Six Leaders I Trust

Hear me read this post.

As an exercise, I wrote down today the names of the leaders I have worked with who I trusted the most. Six names immediately came to mind; three women, three men, all working in separate industries. I wanted to explore what it is that causes me to trust these people as both clients and as colleagues, some of whom I’ve known for years. I began by trying to find what was similar about these people, a common thread. Many things occurred to me: their openness to experience, people and learning; their fairness, intelligence and emotional stability; their capacity to simultaneously live life with both innocence and great political and business savvy.

Still, these characteristics did not really separate them from others I have known and trusted less. And what did I mean by trust, anyway? Trust them to do what? My meditation grew deeper and felt, as all good ones do, like a passage under a very large mountain.

Well, I thought, trust them to know me, see me, appreciate the value I bring. Wasn’t that it? Maybe. Suddenly, it seemed trust could be an almost mystical thing, a strange, intuitive “click” between people, even when the formal roles of organizational life had to intervene. That click was some kind of understanding, a shared truth that might never be completely expressed in words. But then, what was that?

I continued to sit still under the mountain, soaking in its wealth of minerals and crystals, invisible weights and structures, its kinship with night. At some point, a few lines came forward from Rumi, the 13th century poet:

I honor those who try
to rid themselves of any lying,
who empty the self
and have only clear being there.

Indeed.

My six leaders were all people who do not lie to themselves. That central thread, that consciousness suddenly tied them together in my mind. In the vocabulary of that great model for human relations, the Johari Window, these are all people whose “blind spots” are minimized. Something, I would say, that can only come about when a person knows he or she has them and is devoted to finding them out, again and again, with a sense of humility and humanity. And so, not lying to themselves, they can share in a private understanding and an outer honesty, and invite others like me into that holy world where, as Rumi says, we have “only clear being there.”
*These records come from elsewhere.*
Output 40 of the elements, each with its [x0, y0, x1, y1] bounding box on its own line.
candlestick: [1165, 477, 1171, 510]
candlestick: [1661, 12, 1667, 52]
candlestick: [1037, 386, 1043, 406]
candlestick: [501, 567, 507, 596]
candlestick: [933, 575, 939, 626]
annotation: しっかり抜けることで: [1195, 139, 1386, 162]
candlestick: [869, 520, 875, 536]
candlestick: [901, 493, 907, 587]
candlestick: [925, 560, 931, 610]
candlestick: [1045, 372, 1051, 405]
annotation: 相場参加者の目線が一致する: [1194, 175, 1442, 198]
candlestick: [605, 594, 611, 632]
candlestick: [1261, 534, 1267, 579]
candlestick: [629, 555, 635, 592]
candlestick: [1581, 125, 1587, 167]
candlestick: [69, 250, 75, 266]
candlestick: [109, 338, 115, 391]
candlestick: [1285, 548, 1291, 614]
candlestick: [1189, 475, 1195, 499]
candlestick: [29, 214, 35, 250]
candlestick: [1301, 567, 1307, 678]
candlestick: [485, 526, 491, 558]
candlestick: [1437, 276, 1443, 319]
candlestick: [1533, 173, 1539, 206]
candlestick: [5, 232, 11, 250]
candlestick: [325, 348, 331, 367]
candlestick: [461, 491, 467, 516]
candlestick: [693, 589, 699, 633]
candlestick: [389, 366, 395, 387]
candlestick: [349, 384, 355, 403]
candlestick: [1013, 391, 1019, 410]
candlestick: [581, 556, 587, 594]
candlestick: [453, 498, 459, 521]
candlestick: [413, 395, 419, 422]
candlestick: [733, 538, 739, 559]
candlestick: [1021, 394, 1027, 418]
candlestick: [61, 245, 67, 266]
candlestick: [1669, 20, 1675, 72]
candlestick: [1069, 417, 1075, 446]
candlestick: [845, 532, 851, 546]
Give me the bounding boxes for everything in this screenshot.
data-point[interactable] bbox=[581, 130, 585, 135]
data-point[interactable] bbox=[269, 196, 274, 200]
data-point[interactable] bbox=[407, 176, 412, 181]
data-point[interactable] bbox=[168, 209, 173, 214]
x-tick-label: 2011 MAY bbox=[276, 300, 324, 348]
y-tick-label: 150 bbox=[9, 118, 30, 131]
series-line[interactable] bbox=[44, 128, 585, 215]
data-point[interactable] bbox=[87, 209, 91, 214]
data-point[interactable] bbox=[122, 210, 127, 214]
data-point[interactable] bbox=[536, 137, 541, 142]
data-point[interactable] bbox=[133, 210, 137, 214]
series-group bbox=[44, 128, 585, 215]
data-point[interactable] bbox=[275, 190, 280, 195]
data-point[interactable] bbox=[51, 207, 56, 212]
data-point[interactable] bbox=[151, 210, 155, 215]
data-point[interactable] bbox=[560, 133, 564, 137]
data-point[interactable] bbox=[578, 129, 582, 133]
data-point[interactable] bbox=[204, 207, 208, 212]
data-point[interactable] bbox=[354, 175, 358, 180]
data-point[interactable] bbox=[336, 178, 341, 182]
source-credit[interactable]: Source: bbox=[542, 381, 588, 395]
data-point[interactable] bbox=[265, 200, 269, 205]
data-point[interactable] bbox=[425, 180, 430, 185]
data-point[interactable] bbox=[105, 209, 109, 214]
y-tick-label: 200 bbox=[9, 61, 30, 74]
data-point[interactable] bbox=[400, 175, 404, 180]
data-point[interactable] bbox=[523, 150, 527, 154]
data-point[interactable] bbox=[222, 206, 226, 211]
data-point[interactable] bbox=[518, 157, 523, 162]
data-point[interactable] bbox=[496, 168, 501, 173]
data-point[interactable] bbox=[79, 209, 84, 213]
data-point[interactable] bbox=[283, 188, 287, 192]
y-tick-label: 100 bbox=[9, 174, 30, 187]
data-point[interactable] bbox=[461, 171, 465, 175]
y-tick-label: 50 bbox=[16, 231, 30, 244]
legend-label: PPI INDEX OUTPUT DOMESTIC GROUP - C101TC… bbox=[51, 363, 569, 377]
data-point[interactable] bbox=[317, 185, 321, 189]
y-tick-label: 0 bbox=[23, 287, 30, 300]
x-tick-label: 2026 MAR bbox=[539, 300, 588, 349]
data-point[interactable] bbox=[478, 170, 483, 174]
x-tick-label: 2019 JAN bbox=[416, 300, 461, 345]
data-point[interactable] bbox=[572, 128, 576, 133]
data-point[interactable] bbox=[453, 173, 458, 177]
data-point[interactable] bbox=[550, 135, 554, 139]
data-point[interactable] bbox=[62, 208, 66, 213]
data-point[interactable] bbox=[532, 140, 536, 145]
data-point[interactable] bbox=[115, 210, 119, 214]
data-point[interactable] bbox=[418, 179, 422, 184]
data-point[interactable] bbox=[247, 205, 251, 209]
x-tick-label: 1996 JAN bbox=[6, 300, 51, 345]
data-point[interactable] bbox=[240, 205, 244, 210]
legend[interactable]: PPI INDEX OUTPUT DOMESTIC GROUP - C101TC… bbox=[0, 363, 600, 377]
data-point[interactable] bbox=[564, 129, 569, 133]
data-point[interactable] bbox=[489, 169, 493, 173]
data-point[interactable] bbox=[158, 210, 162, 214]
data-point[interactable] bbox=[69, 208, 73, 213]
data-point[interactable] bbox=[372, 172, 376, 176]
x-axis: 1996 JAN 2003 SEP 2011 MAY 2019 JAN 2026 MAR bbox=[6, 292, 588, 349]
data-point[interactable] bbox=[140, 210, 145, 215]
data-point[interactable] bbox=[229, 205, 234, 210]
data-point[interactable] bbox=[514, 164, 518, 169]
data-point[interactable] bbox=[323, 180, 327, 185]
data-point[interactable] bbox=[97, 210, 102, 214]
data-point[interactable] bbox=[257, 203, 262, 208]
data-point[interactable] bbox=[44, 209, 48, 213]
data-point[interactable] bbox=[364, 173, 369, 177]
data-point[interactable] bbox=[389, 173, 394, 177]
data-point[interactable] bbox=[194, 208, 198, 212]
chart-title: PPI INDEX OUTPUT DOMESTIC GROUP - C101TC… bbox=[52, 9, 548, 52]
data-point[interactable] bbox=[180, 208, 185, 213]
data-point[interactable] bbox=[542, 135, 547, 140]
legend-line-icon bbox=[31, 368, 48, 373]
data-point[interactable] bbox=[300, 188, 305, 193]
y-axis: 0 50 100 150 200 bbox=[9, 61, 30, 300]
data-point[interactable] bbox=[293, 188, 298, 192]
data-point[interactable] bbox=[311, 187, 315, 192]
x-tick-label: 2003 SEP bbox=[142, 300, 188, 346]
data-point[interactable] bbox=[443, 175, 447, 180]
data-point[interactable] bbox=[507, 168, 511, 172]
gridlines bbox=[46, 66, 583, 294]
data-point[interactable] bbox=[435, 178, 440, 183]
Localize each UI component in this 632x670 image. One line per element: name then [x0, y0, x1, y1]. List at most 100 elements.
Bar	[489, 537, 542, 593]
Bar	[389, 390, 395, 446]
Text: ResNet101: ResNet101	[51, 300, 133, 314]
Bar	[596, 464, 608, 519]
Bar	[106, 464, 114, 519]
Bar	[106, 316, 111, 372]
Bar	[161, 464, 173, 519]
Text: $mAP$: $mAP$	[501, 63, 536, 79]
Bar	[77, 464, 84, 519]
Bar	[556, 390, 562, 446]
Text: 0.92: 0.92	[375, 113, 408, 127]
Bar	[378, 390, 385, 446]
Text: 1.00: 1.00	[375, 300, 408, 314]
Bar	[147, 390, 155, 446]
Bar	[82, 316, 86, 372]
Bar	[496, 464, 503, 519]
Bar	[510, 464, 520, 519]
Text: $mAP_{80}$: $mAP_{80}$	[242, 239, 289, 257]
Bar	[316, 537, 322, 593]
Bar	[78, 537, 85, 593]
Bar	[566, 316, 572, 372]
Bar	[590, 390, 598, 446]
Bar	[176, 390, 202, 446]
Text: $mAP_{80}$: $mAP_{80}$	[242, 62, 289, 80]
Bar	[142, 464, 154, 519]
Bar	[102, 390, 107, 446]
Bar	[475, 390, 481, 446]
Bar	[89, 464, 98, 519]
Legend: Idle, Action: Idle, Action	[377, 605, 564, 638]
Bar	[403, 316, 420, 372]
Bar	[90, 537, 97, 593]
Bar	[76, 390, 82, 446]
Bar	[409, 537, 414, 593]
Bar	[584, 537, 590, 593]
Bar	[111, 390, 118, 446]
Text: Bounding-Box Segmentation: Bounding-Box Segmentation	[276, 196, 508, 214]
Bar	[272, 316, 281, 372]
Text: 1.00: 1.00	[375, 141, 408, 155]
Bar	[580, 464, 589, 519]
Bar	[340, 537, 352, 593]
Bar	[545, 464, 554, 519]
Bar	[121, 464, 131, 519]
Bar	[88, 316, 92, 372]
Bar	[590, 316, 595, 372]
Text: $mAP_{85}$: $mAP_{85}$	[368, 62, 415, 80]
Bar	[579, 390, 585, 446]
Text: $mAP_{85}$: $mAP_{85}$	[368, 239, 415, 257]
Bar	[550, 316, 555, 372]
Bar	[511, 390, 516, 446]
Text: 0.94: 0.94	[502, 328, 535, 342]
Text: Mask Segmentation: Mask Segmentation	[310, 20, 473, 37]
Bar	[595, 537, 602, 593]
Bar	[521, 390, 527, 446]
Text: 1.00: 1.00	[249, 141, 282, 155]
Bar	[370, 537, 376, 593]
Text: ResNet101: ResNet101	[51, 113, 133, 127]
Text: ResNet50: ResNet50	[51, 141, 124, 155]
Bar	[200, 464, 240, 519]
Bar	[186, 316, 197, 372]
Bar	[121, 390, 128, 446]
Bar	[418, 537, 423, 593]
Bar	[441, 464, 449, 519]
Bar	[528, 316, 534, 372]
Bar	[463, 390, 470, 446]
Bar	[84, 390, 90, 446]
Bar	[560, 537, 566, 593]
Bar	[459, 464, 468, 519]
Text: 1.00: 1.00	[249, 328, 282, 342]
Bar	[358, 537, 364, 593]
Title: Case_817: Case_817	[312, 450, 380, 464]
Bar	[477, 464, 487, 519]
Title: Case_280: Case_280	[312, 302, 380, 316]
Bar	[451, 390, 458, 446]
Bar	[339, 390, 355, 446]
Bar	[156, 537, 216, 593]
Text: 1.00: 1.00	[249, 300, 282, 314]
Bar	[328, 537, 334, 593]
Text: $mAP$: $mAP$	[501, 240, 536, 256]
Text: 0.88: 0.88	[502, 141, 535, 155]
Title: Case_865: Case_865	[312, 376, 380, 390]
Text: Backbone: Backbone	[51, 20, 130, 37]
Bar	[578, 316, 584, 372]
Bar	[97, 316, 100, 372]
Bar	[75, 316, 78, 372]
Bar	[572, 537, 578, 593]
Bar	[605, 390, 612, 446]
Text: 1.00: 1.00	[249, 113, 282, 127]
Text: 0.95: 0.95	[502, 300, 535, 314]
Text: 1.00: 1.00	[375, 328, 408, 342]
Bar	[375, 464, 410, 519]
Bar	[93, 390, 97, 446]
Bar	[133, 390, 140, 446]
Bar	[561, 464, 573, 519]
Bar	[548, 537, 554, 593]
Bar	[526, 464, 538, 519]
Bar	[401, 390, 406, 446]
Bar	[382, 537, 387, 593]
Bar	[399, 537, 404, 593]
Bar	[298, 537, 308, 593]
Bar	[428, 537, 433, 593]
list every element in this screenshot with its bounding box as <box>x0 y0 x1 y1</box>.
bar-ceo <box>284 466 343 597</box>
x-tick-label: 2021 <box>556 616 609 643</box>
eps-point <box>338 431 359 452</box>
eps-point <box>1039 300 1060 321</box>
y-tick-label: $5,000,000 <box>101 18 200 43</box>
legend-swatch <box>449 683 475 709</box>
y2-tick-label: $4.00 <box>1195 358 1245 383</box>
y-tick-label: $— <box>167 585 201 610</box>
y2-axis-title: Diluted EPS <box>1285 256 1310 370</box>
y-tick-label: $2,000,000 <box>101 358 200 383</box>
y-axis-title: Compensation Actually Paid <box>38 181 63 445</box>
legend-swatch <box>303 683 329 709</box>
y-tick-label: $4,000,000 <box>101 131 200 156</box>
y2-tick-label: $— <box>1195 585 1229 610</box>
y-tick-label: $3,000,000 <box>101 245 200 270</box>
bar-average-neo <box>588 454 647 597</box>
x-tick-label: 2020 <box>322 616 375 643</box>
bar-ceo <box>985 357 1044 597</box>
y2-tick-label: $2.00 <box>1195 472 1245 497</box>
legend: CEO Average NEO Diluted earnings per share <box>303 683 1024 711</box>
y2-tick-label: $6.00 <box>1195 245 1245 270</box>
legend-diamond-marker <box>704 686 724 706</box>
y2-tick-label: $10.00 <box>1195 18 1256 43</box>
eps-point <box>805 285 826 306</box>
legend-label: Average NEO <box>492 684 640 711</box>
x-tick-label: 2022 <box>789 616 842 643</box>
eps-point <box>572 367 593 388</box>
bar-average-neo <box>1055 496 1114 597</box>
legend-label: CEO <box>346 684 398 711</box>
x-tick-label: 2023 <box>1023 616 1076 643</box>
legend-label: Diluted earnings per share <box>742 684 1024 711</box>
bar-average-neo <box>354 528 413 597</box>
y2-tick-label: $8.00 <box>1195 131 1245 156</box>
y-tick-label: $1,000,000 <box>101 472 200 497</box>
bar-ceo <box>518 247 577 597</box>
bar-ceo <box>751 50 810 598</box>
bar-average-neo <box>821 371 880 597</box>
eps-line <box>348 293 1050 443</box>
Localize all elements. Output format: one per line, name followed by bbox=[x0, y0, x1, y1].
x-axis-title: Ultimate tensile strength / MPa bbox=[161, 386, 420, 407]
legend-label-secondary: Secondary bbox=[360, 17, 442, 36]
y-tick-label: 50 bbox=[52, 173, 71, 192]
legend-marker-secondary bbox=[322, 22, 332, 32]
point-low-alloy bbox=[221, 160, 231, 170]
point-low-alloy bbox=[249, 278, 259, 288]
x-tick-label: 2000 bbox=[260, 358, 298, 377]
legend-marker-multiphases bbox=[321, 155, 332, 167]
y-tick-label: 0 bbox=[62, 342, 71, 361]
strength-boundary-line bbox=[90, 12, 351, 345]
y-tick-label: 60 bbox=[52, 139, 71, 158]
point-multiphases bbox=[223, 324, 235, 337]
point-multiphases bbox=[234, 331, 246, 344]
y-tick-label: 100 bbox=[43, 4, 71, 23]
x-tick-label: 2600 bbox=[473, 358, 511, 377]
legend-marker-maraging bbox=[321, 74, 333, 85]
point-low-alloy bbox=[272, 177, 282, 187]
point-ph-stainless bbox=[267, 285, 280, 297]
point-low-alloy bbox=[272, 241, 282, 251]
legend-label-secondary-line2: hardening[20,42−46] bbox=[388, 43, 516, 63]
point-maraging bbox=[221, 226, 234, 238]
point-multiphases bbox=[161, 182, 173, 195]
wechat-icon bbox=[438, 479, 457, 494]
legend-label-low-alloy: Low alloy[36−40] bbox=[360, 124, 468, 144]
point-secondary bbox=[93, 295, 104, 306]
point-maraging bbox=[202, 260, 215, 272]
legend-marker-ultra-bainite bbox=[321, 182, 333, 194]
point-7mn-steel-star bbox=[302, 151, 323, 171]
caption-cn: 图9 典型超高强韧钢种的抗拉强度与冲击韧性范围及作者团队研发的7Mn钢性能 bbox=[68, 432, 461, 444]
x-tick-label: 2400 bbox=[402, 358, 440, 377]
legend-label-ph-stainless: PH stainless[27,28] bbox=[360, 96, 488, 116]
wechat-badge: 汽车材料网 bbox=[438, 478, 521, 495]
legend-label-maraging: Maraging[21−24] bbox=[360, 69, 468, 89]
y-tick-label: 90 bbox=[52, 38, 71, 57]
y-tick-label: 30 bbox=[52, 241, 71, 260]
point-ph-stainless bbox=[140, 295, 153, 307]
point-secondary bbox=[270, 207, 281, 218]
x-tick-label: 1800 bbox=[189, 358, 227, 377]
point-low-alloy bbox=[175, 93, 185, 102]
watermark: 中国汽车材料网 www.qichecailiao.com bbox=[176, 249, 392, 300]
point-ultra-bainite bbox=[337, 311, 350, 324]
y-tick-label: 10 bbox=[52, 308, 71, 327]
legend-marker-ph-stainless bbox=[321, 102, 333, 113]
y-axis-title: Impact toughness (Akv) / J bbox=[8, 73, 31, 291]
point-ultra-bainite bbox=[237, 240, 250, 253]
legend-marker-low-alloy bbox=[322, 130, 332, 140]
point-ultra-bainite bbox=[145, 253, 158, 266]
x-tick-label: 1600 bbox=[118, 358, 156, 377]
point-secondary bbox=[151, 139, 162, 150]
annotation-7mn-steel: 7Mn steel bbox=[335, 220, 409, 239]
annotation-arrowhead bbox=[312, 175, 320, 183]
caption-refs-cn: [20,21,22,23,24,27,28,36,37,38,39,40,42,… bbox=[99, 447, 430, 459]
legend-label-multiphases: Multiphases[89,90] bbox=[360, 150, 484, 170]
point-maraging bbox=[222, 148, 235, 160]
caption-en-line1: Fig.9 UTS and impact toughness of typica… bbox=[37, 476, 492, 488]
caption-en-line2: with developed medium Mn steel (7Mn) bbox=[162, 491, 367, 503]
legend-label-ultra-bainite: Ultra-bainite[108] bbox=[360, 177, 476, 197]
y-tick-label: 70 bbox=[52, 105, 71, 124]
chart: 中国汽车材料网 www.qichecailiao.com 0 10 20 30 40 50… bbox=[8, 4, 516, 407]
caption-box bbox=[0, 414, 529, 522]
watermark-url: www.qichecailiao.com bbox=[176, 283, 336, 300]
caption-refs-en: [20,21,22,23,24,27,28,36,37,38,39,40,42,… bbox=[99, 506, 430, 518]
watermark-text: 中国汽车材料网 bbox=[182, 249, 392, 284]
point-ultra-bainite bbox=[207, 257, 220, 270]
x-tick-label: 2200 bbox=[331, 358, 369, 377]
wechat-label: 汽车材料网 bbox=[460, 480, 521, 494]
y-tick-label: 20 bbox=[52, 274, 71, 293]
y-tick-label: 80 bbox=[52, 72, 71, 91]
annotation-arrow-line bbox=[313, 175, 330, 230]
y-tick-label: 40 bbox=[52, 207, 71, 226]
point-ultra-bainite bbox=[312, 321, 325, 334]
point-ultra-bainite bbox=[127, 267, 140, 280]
Not one of them wears self-honesty on his or her sleeve. They seem to know that no one, save, perhaps, some truly enlightened being, fully achieves the goal. Working with these people, the rewards were always the greatest. And the clear being was always at the core of our mutual performance, in what we could envision and achieve together.

Here is a homely image for what I want to express.

Shall I ask you to share this wine with me? For it comes contained in a matrix of minerals and crystals claimed from beneath the mountain and that somehow we together must heat and shape into the beauty of a glass. Fragile, durable, fitted to the hand. Perhaps, we will never stop drinking.

Technorati tags: , Johari Window and .

4 Comments

  • So good to read and hear you on your blog again!

    I have experienced that mystical, intuitive “click” of trusted connection in both the offline and online worlds. I see blogging as an accelerator for this kind of connection, and your blog is the most compelling example of this I’ve encountered.

    Synchronistically, I received two gifts today. One was the FeedBlitz notification that you had posted a new entry; the other was the latest issue of Worthwhile Magazine (“Work with Purpose, Passion and Profit”), a bi-monthly magazine which I routinely read cover-to-cover. I’ve only read the first page of the current issue (the “from the editor” section), and the very first paragraph contains an observation by Anita Sharpe that I believe relates to this trusted connection with leaders:

    Personal power is all about being so authentic and centered that people are compelled to enter your orbit.

    Finally (for now), I find synchronicity in your choice of an oenological visual metaphor for this trusted connection, and the poetry of Rumi, who often alludes to wine. I’ll finish with a snippet from another one of his inspiring poems:

    Any wine will get you high.
    Judge like a king, and choose the purest,

    the ones unadulterated with fear,
    or some urgency about “what’s needed.”

    Drink the wine that moves you
    as a camel moves when it’s been untied,

    and is just ambling about.

  • Joe

    Thank you for your fine comments, compliments, and good spirits. Blogging certainly does feel like “ambling about” — and I treasure that. Sorry for the long absence. My work elsewhere has been very intense. I think the image of the wine glass, in part, was me hoping for the end of the day!

  • Cathy Raymond wrote:

    Dan,
    It is amazing to me how what you have written links with a current experience. At our e-team retreat at work, our friend Jay did his “Genius” thing. He include Johari’s Window in his presentation. That very next week I got some feedback from one of my fellow e-teamers that brought forth a blind spot! What I learned is that when I’m frustrated or not satisfied with how something is going (in this case, it was hiring for diversity), then I push – and push hard. It comes across as changing the rules and not telling anyone. The fix to this, of course, is to communicate my frustration or dissatisfaction more directly. Such valuable information.

    Thanks for this!

    Cathy

  • Cathy

    You exemplify the principles I am talking about. Your work and your presence are great gifts to your organization.